Poland comes under fire over challenge to supremacy of EU law

Polish Prime Minister Mateusz Morawiecki delivers a speech during a debate on Poland's challenge to the supremacy of EU laws at the European Parliament in Strasbourg, France October 19, 2021. Ronald Wittek/Pool via REUTERS

Poland’s prime minister repeatedly came under criticism during a tense debate in the European Parliament on Tuesday, with the EU’s chief executive warning Warsaw that its challenge to the supremacy of the 27-nation bloc’s law would not go unpunished.

“You’re arguments are not getting better. You’re just escaping the debate,” said European Commission President Ursula von der Leyen, visibly exasperated with Poland’s Mateusz Morawiecki after more than four hours of back-and-forth.

Von der Leyen said a ruling by Poland’s Constitutional Tribunal last week that parts of European Union law are incompatible with the Polish constitution was “a direct challenge to the unity of the European legal order”.

She laid out three options for a response to the Polish court’s attack on the primacy of EU law, ranging from legal action to a cut in funding and suspension of voting rights.

Brussels has long complained that the Polish government is undermining the independence of its judiciary, but the court ruling has turned a stand-off into a full-blown crisis, raising fears that Poland could eventually leave the bloc.
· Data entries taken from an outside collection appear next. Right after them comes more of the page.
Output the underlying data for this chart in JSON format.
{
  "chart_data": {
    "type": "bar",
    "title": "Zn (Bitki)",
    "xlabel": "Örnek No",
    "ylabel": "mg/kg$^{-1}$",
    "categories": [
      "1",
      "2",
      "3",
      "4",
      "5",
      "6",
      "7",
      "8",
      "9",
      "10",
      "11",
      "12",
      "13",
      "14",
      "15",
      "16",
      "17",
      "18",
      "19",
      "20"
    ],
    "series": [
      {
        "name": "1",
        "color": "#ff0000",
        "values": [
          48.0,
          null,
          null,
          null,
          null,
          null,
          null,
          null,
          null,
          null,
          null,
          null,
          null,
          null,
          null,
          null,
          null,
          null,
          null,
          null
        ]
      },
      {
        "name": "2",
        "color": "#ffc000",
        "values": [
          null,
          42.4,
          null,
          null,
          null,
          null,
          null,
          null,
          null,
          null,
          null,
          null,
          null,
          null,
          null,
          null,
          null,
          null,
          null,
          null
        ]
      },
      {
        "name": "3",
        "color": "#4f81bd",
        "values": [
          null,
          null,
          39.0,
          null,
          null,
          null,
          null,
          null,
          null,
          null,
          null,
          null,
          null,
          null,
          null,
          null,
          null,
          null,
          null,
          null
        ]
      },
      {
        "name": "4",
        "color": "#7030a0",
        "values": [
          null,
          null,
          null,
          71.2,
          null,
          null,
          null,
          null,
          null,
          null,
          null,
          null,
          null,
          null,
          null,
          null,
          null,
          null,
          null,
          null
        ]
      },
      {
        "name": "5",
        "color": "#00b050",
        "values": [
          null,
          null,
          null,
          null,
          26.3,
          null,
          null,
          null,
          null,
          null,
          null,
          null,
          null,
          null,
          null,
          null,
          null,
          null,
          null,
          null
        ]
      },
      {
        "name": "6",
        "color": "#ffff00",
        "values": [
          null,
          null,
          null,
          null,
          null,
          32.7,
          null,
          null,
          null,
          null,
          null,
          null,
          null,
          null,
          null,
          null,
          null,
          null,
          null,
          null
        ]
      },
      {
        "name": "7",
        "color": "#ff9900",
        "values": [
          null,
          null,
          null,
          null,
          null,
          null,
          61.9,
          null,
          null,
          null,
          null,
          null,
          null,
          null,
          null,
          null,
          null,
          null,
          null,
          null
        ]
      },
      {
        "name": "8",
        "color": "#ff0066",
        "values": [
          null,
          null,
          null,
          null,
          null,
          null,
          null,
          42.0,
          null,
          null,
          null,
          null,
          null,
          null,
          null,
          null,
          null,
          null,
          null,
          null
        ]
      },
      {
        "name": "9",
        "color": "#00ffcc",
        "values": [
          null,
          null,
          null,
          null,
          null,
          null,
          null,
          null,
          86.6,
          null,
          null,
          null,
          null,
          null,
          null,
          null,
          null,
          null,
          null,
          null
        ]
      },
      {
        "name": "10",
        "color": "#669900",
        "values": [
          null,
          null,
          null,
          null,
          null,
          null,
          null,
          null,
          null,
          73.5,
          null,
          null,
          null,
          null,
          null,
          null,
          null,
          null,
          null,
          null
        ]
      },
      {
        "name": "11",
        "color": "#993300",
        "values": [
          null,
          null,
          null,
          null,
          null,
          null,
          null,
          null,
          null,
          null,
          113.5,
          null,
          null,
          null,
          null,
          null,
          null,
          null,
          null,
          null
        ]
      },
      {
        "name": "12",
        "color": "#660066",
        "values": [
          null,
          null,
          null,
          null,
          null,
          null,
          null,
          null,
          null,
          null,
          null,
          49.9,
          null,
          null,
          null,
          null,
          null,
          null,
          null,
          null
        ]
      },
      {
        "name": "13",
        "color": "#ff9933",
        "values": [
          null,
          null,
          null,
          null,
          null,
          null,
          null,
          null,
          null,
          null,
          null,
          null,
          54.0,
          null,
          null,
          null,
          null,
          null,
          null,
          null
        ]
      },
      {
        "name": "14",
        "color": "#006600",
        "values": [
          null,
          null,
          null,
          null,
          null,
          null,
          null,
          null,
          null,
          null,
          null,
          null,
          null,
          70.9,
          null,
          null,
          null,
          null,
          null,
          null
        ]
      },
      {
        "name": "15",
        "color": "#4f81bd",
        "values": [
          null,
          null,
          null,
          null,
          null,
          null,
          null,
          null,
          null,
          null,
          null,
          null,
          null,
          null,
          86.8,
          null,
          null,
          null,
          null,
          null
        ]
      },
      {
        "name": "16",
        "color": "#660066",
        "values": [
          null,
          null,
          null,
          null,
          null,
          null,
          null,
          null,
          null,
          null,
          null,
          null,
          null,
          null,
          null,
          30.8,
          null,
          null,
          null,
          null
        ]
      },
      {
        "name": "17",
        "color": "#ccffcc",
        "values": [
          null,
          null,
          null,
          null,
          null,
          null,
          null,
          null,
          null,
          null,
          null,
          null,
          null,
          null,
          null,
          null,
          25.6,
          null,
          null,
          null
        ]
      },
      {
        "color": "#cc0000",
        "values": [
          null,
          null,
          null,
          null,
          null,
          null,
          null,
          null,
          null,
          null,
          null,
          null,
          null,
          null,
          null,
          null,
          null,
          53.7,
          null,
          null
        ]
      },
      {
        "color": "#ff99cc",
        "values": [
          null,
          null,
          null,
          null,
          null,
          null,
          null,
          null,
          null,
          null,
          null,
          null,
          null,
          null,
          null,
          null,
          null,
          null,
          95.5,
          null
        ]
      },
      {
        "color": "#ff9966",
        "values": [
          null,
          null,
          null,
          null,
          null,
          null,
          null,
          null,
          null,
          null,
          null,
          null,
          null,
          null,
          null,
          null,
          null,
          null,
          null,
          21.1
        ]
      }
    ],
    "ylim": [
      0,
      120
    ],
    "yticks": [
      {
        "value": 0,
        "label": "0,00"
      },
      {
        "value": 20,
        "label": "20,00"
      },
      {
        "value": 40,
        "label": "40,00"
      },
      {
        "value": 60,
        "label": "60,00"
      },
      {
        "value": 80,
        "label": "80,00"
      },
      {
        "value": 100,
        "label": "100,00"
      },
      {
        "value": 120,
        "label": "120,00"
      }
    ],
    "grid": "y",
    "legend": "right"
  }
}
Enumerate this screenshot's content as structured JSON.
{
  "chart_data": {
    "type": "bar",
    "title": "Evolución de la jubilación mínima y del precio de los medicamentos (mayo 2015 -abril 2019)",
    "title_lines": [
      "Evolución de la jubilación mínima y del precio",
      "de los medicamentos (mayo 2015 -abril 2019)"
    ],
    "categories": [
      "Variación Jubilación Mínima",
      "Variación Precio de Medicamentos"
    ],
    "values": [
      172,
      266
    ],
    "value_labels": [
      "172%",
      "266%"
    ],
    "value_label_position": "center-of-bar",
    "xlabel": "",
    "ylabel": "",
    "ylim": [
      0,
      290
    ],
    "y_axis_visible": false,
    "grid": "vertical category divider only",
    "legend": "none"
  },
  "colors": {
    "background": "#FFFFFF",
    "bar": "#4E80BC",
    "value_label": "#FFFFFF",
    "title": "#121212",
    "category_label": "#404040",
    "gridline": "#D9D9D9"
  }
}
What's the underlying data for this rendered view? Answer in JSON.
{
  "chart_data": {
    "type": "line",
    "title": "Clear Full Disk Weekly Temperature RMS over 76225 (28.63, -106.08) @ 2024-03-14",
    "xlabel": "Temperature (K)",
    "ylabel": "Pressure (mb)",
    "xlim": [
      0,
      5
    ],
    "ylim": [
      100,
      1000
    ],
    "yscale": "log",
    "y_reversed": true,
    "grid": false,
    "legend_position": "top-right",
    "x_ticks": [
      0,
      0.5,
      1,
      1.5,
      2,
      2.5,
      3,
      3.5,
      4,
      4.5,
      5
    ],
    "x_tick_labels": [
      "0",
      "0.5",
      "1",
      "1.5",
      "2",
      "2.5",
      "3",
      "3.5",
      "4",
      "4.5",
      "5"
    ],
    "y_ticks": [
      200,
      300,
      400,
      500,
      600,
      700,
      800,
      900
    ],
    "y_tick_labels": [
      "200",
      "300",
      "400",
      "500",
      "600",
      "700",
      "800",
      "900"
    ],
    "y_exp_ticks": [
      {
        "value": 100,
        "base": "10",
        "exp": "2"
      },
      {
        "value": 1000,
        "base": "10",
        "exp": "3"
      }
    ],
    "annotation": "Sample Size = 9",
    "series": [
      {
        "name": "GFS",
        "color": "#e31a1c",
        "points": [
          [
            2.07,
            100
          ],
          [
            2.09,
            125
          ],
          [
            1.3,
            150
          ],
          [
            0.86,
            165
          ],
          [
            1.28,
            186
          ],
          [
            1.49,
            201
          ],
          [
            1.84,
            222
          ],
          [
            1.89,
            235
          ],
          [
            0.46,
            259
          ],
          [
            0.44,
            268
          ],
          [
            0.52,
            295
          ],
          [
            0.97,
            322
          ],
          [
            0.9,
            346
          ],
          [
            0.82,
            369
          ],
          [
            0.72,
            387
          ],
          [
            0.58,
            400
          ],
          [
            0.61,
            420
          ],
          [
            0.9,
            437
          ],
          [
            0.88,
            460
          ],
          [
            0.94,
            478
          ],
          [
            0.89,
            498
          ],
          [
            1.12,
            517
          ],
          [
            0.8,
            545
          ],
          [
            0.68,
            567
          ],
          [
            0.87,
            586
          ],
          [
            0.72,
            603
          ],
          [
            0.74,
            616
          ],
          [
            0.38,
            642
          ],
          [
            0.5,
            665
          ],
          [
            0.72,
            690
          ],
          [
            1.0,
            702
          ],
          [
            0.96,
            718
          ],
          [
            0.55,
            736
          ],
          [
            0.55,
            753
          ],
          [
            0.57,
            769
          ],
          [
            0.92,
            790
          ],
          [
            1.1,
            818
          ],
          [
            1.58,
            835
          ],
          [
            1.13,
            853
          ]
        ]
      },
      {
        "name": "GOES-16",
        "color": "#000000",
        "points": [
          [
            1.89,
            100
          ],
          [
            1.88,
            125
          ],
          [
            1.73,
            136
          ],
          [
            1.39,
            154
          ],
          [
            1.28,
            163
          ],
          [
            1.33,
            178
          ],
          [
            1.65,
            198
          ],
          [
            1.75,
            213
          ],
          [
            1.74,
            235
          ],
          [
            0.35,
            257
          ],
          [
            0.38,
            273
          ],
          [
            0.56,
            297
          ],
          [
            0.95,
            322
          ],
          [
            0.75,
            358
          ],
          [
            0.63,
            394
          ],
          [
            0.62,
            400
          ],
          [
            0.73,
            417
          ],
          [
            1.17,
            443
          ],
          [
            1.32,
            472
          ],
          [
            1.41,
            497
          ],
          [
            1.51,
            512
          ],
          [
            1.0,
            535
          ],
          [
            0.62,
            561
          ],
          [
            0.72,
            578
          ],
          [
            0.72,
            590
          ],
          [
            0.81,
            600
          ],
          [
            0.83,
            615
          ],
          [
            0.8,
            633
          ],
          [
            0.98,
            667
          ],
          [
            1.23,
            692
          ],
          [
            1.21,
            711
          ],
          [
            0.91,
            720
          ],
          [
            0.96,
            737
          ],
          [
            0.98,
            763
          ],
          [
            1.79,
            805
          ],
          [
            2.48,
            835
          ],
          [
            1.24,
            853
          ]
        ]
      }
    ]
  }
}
Poland’s ruling nationalist Law and Justice party says it has no plans for a “Polexit” and – unlike Britain before its Brexit referendum in 2016 – popular support for membership of the EU remains high in Poland.

In an open letter sent before his appearance at the EU assembly in Strasbourg, France, Morawiecki complained of EU mission creep that would lead to a “centrally managed organism, governed by institutions deprived of democratic control”.

He doubled down on that in the parliament debate on Tuesday, accusing the bloc of overstepping its authority.

“EU competencies have clear boundaries, we must not remain silent when those boundaries are breached,” he said. “So we are saying yes to European universalism, but we say no to European centralism.”


Von der Leyen said she was “deeply concerned” by the Polish court ruling, as it “calls into question the foundations” of the EU and the European Commission was compelled to act.

She said a first option for action was a so-called infringement, where the European Commission legally challenges the Polish court’s judgment, which could lead to fines.

Another option was a conditionality mechanism and other financial tools whereby EU funds would be withheld from Poland.

Until Warsaw’s clash with Brussels is resolved, it is unlikely to see any of the 23.9 billion euros in grants and 12.1 billion in cheap loans that it applied for as part of the EU’s recovery fund after the COVID-19 pandemic.

The EU could even eventually block Polish access to EU grants for development and structural projects in the 2021-2027 budget worth around 70 billion euros.

Von der Leyen said a third option was the application of Article 7 of the EU’s treaties. Under this, rights of member states – including the right to vote on EU decisions – can be suspended because they have breached core values of the bloc.

A succession of members of the EU parliament stood up to castigate the Polish leader after he spoke, and some EU ministers meeting in Luxembourg joined the chorus of criticism.

Finland’s minister for European affairs said compromise could not be the solution and the European Commission must act.

“We do not want to escort anyone out,” Tytti Tuppurainen told reporters. “We respect the wish of the Polish people to be inside the EU and continue as members of the EU, but we will not compromise the value base of the EU.”